Abstract

Environmental consultants and analytical laboratories are increasingly realizing the importance of analytical method selection and validation for the reliable measurement of soil contamination. Aromatic hydrocarbons (BTEX) is one class of environmentally significant soil contamination for which testing is required by regulatory authorities in most industrialized countries. Unfortunately, in most guidelines there is a lack of direction for the selection of a testing method for BTEX and, in practice, any one of a variety of methods may be employed. The fact that these may not all yield comparable results is a source of much frustration in the industry and there is a paucity of published research into this problem.

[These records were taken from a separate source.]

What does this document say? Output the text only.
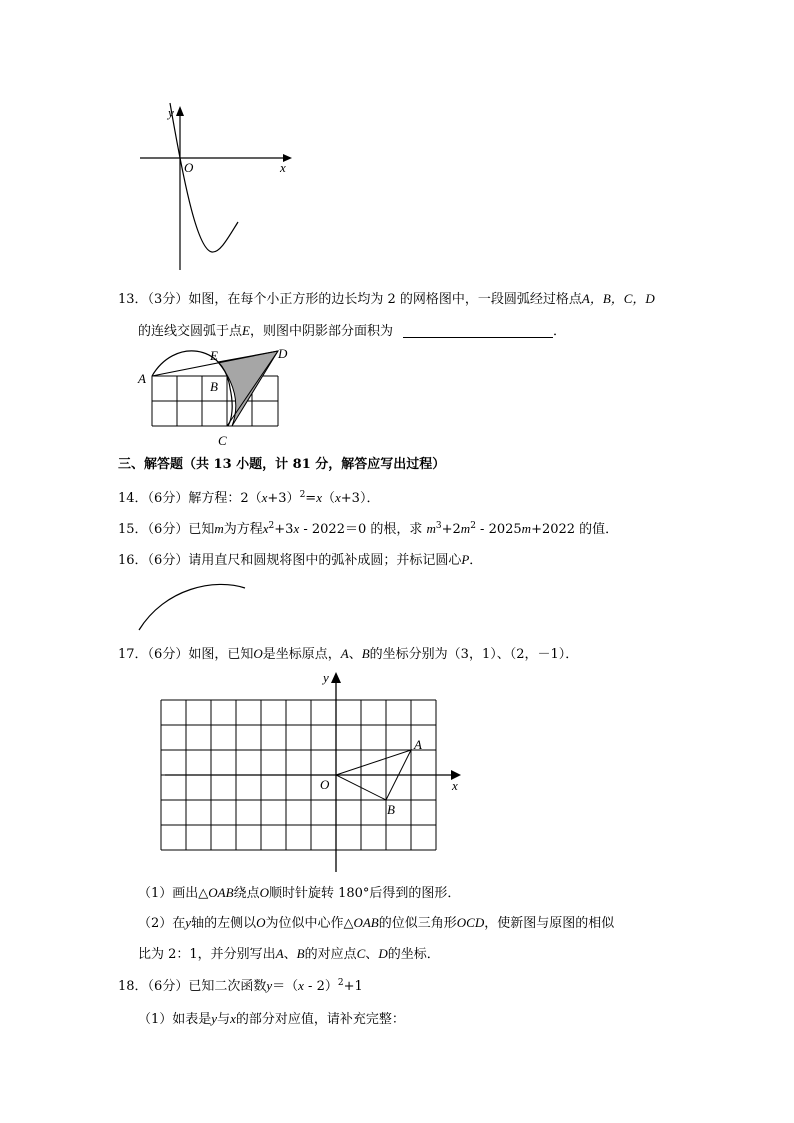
y
O	x
13．（3分）如图，在每个小正方形的边长均为 2 的网格图中，一段圆弧经过格点A，B，C，D
的连线交圆弧于点E，则图中阴影部分面积为	．
A
E
B
D
C
三、解答题（共 13 小题，计 81 分，解答应写出过程）
14．（6分）解方程：$2(x+3)^2=x(x+3)$．
15．（6分）已知m为方程$x^2+3x - 2022=0$ 的根，求 $m^3+2m^2 - 2025m+2022$ 的值．
16．（6分）请用直尺和圆规将图中的弧补成圆；并标记圆心P．
17．（6分）如图，已知O是坐标原点，A、B的坐标分别为（3，1）、（2，－1）．
y
x
O
A
B
（1）画出△OAB绕点O顺时针旋转 180°后得到的图形．
（2）在y轴的左侧以O为位似中心作△OAB的位似三角形OCD，使新图与原图的相似
比为 2：1，并分别写出A、B的对应点C、D的坐标．
18．（6分）已知二次函数y＝（x - 2）$^2$+1
（1）如表是y与x的部分对应值，请补充完整：
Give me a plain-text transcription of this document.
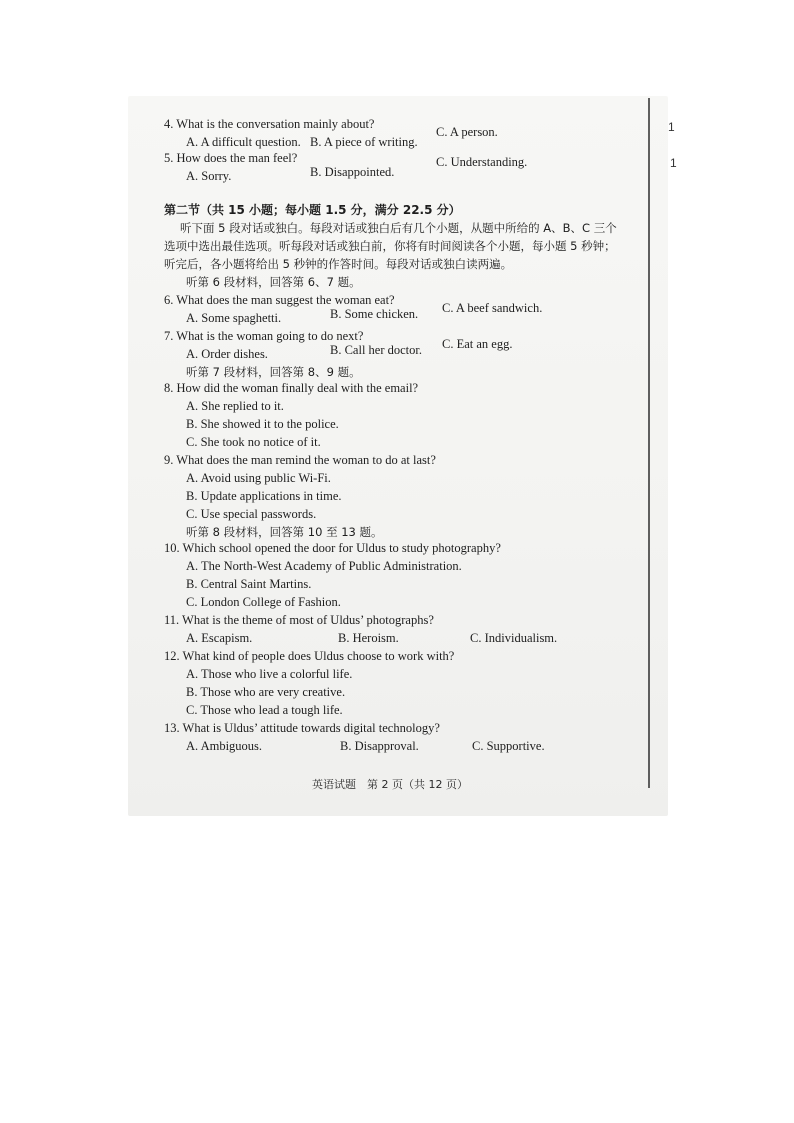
1
1
4. What is the conversation mainly about?
A. A difficult question. B. A piece of writing.
C. A person.
5. How does the man feel?
A. Sorry.	B. Disappointed.
C. Understanding.
第二节（共 15 小题；每小题 1.5 分，满分 22.5 分）
听下面 5 段对话或独白。每段对话或独白后有几个小题，从题中所给的 A、B、C 三个
选项中选出最佳选项。听每段对话或独白前，你将有时间阅读各个小题，每小题 5 秒钟；
听完后，各小题将给出 5 秒钟的作答时间。每段对话或独白读两遍。
听第 6 段材料，回答第 6、7 题。
6. What does the man suggest the woman eat?
A. Some spaghetti.	B. Some chicken. C. A beef sandwich.
7. What is the woman going to do next?
A. Order dishes.	B. Call her doctor. C. Eat an egg.
听第 7 段材料，回答第 8、9 题。
8. How did the woman finally deal with the email?
A. She replied to it.
B. She showed it to the police.
C. She took no notice of it.
9. What does the man remind the woman to do at last?
A. Avoid using public Wi-Fi.
B. Update applications in time.
C. Use special passwords.
听第 8 段材料，回答第 10 至 13 题。
10. Which school opened the door for Uldus to study photography?
A. The North-West Academy of Public Administration.
B. Central Saint Martins.
C. London College of Fashion.
11. What is the theme of most of Uldus’ photographs?
A. Escapism.	B. Heroism.	C. Individualism.
12. What kind of people does Uldus choose to work with?
A. Those who live a colorful life.
B. Those who are very creative.
C. Those who lead a tough life.
13. What is Uldus’ attitude towards digital technology?
A. Ambiguous.	B. Disapproval.	C. Supportive.
英语试题　第 2 页（共 12 页）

In a number of carefully controlled experiments, the method dependency of measured BTEX levels in contaminated soil samples has been investigated. Three commonly employed methods, namely, (methanol extraction) purge-and-trap/gas chromatography with mass selective detection (P&T/GCMSD), headspace/GCMSD and dichloromethane (DCM) extraction/gas chromatography with flame ionization detection (GCFID) have been compared in the analysis of 109 gasoline-contaminated soil samples collected from station sites in Melbourne, Australia. Measurable BTEX concentrations were recorded in 92% of the samples using P&T/GCMSD, 59% using DCM/GCFID, and 40% using headspace/GCMSD. Correspondingly, the magnitudes of the recovered concentrations were significantly higher by P&T/GCMSD than by DCM/GCFID, which in turn were significantly higher than the magnitudes determined by headspace/GCMSD. These trends are evident for both clay and sandy soils. These studies clearly demonstrate that, for the three commonly employed methods described, measured BTEX levels are extraction and analytical method dependent in at least two different soil types.